# UK taxation of a bonus received from former US employer?



## neekolas86 (Oct 10, 2016)

As a US citizen and current UK resident as of 2016 how does the UK tax (if at all) an end-of-year bonus received for work completed with a US employer in 2016 prior to moving to the UK? Length of time working for the US employer was approximately the first 3 weeks of January 2016. UK employer is not related to the former US employer.

Thanks!


----------



## iota2014 (Jul 30, 2015)

Have a look at Article 14 in the double taxation treaty.

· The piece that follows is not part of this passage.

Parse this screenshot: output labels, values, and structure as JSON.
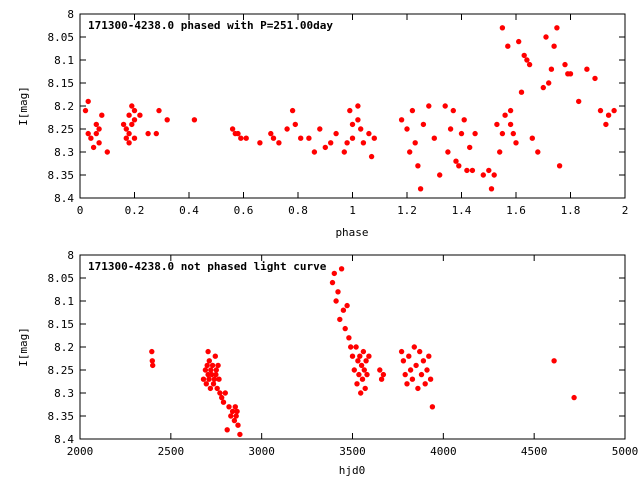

https://www.gov.uk/government/publications/usa-tax-treaties


----------



## Bevdeforges (Nov 16, 2007)

First of all, the UK tax year runs from April to April (April 6 to April 5th, IIRC). So you may well have the argument that this bonus relates to your US employment and is just "delayed" payment of that salary. (Though I don't know how the UK tracks those things. Whether they go by "cash basis" - i.e. when you receive the money - or accrual basis - i.e. when you "earned" it.)

Let's see if we can flag down someone more familiar with the UK system.
Cheers,
Bev


----------



## Dunedin (Aug 12, 2013)

The starting point is to apply the UK rules on residence, under the Statutory Residence Test.
In the tax year 2016/17, it is likely that the split year treatment will apply. The payment relates to the non resident part of the split year. It is therefore not taxable in the UK. The residence status at the time of the payment is not relevant.


----------